A new device, called the Textalyzer, is aimed at deterring texting and driving. And it may be coming to your neighborhood.

Much like how a Breathalyzer is used to indicate whether or not a driver is intoxicated, the Textalyzer is a device that can tell law enforcement when a phone or mobile device was last used. This device was developed by Cellebrite, the firm that is believed to have assisted the FBI in cracking the iPhone involved in their recent decryption battle with Apple, and it will be a helpful tool in situations where officers need to determine if a driver was engaged in unlawful distracted driving.

So far, the first state to propose legislation that will make use of the technology is New York. The legislation would require drivers involved in accidents to submit their phone/mobile device for roadside testing by law enforcement to indicate if the driver was using their phone right before the crash/incident.

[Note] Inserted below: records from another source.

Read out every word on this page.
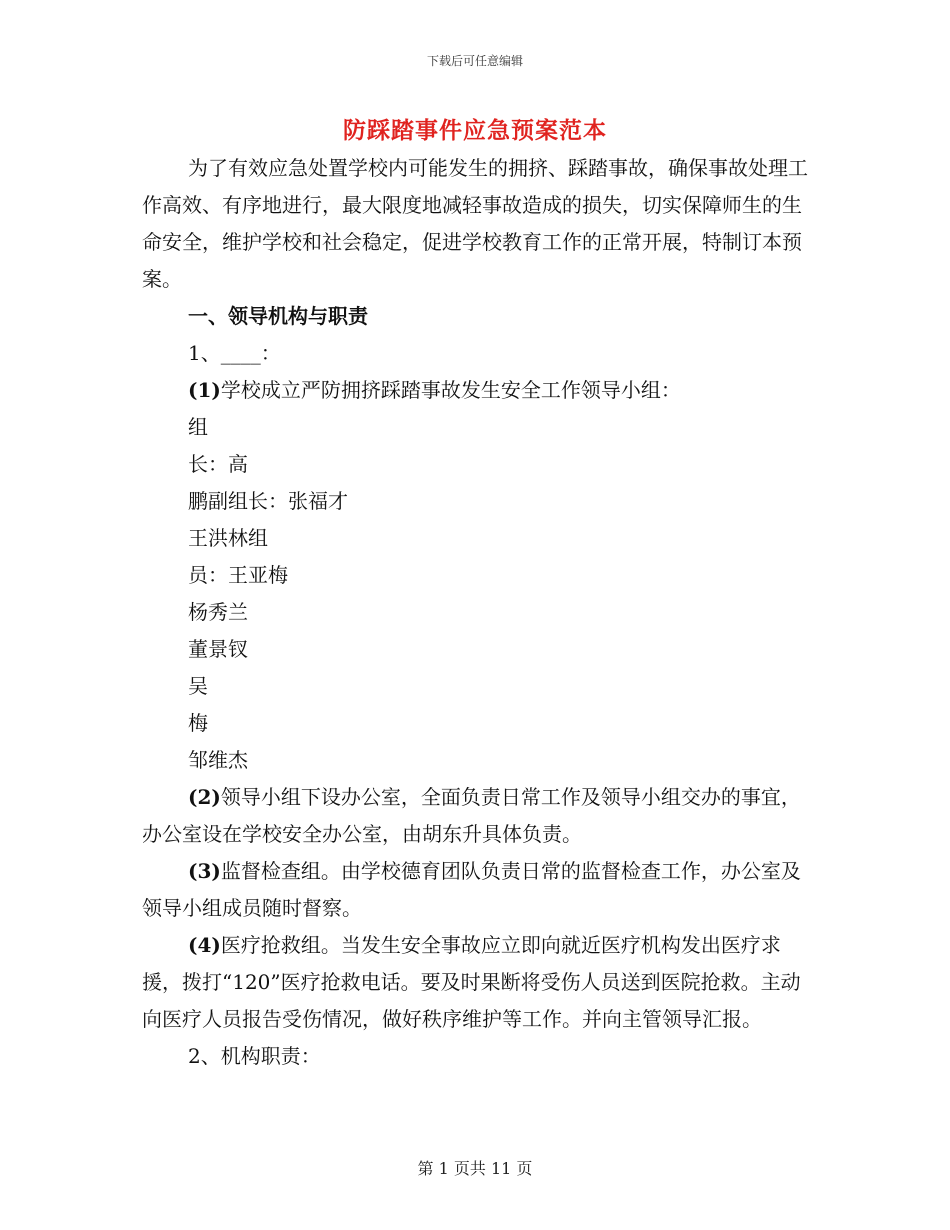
下载后可任意编辑
防踩踏事件应急预案范本

为了有效应急处置学校内可能发生的拥挤、踩踏事故，确保事故处理工作高效、有序地进行，最大限度地减轻事故造成的损失，切实保障师生的生命安全，维护学校和社会稳定，促进学校教育工作的正常开展，特制订本预案。

一、领导机构与职责

1、____：

(1)学校成立严防拥挤踩踏事故发生安全工作领导小组：

组

长：高

鹏副组长：张福才

王洪林组

员：王亚梅

杨秀兰

董景钗

吴

梅

邹维杰

(2)领导小组下设办公室，全面负责日常工作及领导小组交办的事宜，办公室设在学校安全办公室，由胡东升具体负责。

(3)监督检查组。由学校德育团队负责日常的监督检查工作，办公室及领导小组成员随时督察。

(4)医疗抢救组。当发生安全事故应立即向就近医疗机构发出医疗求援，拨打“120”医疗抢救电话。要及时果断将受伤人员送到医院抢救。主动向医疗人员报告受伤情况，做好秩序维护等工作。并向主管领导汇报。

2、机构职责：

第 1 页共 11 页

In an article by Ars Technica, it was stated that the legislation would rewrite the motor-vehicle driving law to make it so that motorists give "implied consent" for "determining whether the operator of a motor vehicle was using a mobile telephone or portable electronic device at or near the time of the accident or collision, which provides the grounds for such testing. No such electronic scan shall include the content or origin of any communication, game conducted, image or electronic data viewed on a mobile telephone or a portable electronic device," and that "the person's license or permit to drive and any non-resident operating privilege shall be immediately suspended and subsequently revoked should the driver refuse to acquiesce to such field test."

The legislation was prompted by the group Distracted Operators Risk Casualties (DORCs). The son of its co-founder, Ben Lieberman, was killed in 2011 by a distracted driver in New York. The proposed law has been dubbed "Evan's Law" in memory of 19-year-old Evan Lieberman.

So Many Questions

According to the Centers for Disease Control and Prevention, roughly 20% of road mishaps in the U.S. are caused by distracted driving. With that in mind, should motorists expect to see this law become nationwide? It's very possible, but first, there are many questions that need to be answered.textalyzer

  • What about GPS systems, music or streaming audio?
    You might use your phone/mobile device as your GPS system for directions. And what about non-invasive functions our phones and mobile devices can be used for now, such as playing music and streaming radio broadcasts? Will the Textalyzer be able to differentiate between this use and unlawful use?
  • Invasion of privacy?
    The recent Apple iPhone decryption battle with the FBI reopened the door for discussion on privacy, and what information government agencies should and shouldn't have access to. Could this be seen as another step towards "big brother" type monitoring?

In an attempt to comply with the Fourth Amendment right to privacy, the Textalyzer would keep actual conversations, contact info, numbers, photos and application data private. But until we know how this new tech will be exactly applied to unlawful driving situations, drivers can ensure that they are taking preventative measures to keep the use of this technology to a minimum by employing safe driving habits.